İnternetteki sosyal paylaşım siteleri üzerinden reklam paylaşımlarına göre kişilere yapılan ödemelerin vergilendirilmesi.
İnternetteki sosyal paylaşım siteleri üzerinden reklam
paylaşımlarına göre kişilere yapılan ödemelerin
vergilendirilmesi.
Sayı:
B.07.1.GİB.4.34.19.02-105[229-2012/VUK-1- . . .]--23474
Tarih:
16/03/2016
T.C.
GELİR İDARESİ BAŞKANLIĞI
İSTANBUL VERGİ DAİRESİ BAŞKANLIĞI
Mükellef Hizmetleri Usul Grup Müdürlüğü
Sayı : 11395140-105[229-2012/VUK-1- . . .]--23474 16/03/2016
Konu : İnternetteki sosyal paylaşım siteleri
üzerinden reklam paylaşımlarına
göre kişilere yapılan ödemelerin
vergilendirilmesi.
İlgide kayıtlı özelge talep formunuzda, kurumunuzun vergi mükellefi gerçek veya tüzel
kişilerin reklamlarının internet ortamında daha çok tüketiciye ulaşmasını sağlayacak ortamı
sağlama işi ile iştigal ettiğini, bu işi yaparken sosyal ağlar üzerinden daha çok kişi veya gruba
tanıtımda bulunmalarını sağlayacak şekilde özel bir anlaşmaya dayanılarak ünlü ya da ünsüz sosyal
paylaşımcı kişiler ile çalıştığınızı, sosyal paylaşımcıların ulaştıkları kişi veya grup sayısına göre
kazanç temininde bulunulduğu, bu sosyal paylaşımcıların Türkiye'nin çeşitli bölgelerinde hatta
kimilerinin ise yurt dışında bulunması nedeniyle reklam paylaşımında bulunacak kişilerle
kurumunuz arasındaki sözleşmenin internet ortamında onaylanması suretiyle düzenlendiği, sosyal
paylaşımcıların bu tanıtımı yaparken kurumunuz ile sürekli bir bağlılık meydana getirmediği ve
yapılan bu iş için sabit bir bedel öngörülmeyerek reklam unsurunun görüntülenme sayısına göre
ödeme yapıldığı belirtilerek, sosyal paylaşımcıların yapacakları reklam paylaşımı sayısına göre
yapılacak ödemelerin vergilendirilmesi ve belge düzeni hakkında Başkanlığımız görüşleri talep
edilmektedir.
I-GELİR VE KURUMLAR VERGİLERİ AÇISINDAN:
5520 sayılı Kurumlar Vergisi Kanununun 6 ncı maddesinin birinci fıkrasıyla kurumlar
vergisinin, mükelleflerin bir hesap dönemi içinde elde ettikleri safî kurum kazancı üzerinden
hesaplanacağı; ikinci fıkrasıyla da safî kurum kazancının tespitinde Gelir Vergisi Kanununun ticarî
kazanç hakkındaki hükümlerinin uygulanacağı hükme bağlanmıştır. Bu hüküm uyarınca tespit
edilecek kurum kazancından Kurumlar Vergisi Kanununun 8 inci maddesi ile 193 sayılı Gelir Vergisi
Kanununun 40 ıncı maddesinde yer alan giderler indirilebilecektir.

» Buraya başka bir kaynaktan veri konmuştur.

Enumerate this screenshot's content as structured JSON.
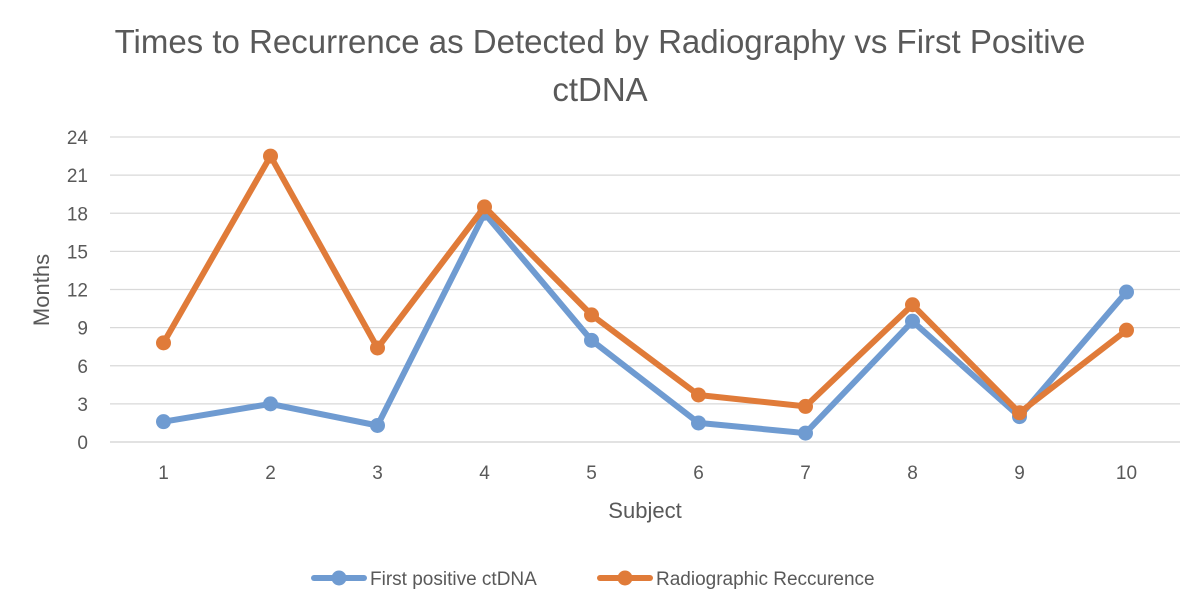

Gelir Vergisi Kanununun 37 nci maddesinin birinci fıkrasında, her türlü ticari ve sınai
faaliyetlerden doğan kazançların ticari kazanç olduğu belirtilmiştir.
Ticari faaliyet bir tür emek-sermaye organizasyonuna dayanmakta olup bir gerçek kişinin
ticari kazanç açısından gelir vergisi mükellefi olması için faaliyetin ticari bir organizasyona bağlı
olarak yürütülmesi ve devamlılık arz etmesi gerekmektedir.

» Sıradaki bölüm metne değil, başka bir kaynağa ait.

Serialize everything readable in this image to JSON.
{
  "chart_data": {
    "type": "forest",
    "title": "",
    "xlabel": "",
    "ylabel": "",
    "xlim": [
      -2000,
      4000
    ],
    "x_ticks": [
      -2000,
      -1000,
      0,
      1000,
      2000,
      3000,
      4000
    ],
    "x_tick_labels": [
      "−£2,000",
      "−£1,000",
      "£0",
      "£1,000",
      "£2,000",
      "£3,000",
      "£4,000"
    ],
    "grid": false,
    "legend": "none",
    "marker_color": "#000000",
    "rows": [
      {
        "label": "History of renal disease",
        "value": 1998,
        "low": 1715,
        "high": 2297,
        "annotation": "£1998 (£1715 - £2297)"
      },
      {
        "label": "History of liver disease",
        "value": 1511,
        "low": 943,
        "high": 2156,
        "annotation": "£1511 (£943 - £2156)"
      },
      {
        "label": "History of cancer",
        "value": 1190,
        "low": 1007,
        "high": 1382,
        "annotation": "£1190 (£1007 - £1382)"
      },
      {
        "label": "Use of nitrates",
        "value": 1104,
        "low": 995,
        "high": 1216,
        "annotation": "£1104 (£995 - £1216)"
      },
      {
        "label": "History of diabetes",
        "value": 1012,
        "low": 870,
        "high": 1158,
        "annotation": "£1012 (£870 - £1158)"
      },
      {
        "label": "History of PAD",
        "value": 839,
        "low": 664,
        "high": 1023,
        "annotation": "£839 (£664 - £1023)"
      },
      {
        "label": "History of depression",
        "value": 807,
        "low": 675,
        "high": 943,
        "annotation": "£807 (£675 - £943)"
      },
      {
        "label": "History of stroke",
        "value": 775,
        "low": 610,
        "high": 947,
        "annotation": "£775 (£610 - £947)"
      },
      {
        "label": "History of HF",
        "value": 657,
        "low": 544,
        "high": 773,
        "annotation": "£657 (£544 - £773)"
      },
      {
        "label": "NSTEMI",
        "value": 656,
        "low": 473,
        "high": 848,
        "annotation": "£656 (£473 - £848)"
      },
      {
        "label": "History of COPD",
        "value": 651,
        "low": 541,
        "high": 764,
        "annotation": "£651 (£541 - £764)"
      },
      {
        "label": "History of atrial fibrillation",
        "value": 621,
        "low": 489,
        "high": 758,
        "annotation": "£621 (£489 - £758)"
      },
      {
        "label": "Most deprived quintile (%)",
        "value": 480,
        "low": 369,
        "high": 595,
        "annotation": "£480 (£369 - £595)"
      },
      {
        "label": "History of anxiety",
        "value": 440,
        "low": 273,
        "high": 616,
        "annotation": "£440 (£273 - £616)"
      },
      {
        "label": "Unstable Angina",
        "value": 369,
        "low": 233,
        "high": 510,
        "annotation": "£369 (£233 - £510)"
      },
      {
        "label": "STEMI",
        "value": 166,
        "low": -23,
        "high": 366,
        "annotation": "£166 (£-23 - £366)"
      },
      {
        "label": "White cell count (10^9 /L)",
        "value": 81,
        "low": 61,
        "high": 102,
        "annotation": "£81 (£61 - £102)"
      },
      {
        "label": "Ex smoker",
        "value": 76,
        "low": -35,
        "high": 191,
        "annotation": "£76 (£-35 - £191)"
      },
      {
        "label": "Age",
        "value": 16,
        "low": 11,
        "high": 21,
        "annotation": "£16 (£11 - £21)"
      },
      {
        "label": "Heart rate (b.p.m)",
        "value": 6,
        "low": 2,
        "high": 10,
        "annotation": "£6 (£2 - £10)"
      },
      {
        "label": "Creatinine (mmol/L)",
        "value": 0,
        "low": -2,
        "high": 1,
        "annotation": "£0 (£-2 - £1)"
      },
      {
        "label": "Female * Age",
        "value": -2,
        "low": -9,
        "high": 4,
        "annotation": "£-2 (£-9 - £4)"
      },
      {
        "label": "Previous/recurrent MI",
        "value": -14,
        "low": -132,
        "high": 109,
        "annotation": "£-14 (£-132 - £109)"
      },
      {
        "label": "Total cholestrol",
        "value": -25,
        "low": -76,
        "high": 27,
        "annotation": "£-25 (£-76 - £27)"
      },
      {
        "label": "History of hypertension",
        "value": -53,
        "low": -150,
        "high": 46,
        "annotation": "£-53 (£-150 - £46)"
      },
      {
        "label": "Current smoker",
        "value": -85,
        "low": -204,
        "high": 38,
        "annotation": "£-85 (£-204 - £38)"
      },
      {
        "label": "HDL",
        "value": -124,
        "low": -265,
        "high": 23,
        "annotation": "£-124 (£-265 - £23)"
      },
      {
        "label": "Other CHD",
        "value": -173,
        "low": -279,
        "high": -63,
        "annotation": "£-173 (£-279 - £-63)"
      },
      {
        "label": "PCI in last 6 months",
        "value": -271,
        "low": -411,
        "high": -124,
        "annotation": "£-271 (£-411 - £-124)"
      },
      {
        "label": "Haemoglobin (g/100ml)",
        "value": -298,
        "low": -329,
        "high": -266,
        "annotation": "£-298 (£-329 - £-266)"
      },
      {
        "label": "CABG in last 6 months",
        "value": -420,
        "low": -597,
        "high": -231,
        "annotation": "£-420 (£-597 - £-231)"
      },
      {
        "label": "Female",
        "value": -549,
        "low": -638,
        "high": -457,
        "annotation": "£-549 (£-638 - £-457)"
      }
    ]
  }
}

Mezkur Kanunun 94 üncü maddesinin birinci fıkrasında, kamu idare müesseseleri, iktisadi
kamu müesseseleri, sair kurumlar, ticaret şirketleri, iş ortaklıkları, dernekler, vakıflar, dernek ve
vakıfların iktisadi işletmeleri, kooperatifler, yatırım fonu yönetenler, gerçek gelirlerini beyan
etmeye mecbur olan ticaret ve serbest meslek erbabı, zirai kazançlarını bilanço veya zirai işletme
hesabı esasına göre tespit eden çiftçilerin, maddede sayılan ödemeleri (avans olarak ödenenler
dahil) nakden veya hesaben yaptıkları sırada, istihkak sahiplerinin gelir vergilerine mahsuben
tevkifat yapmaya mecbur oldukları hükme bağlanmıştır.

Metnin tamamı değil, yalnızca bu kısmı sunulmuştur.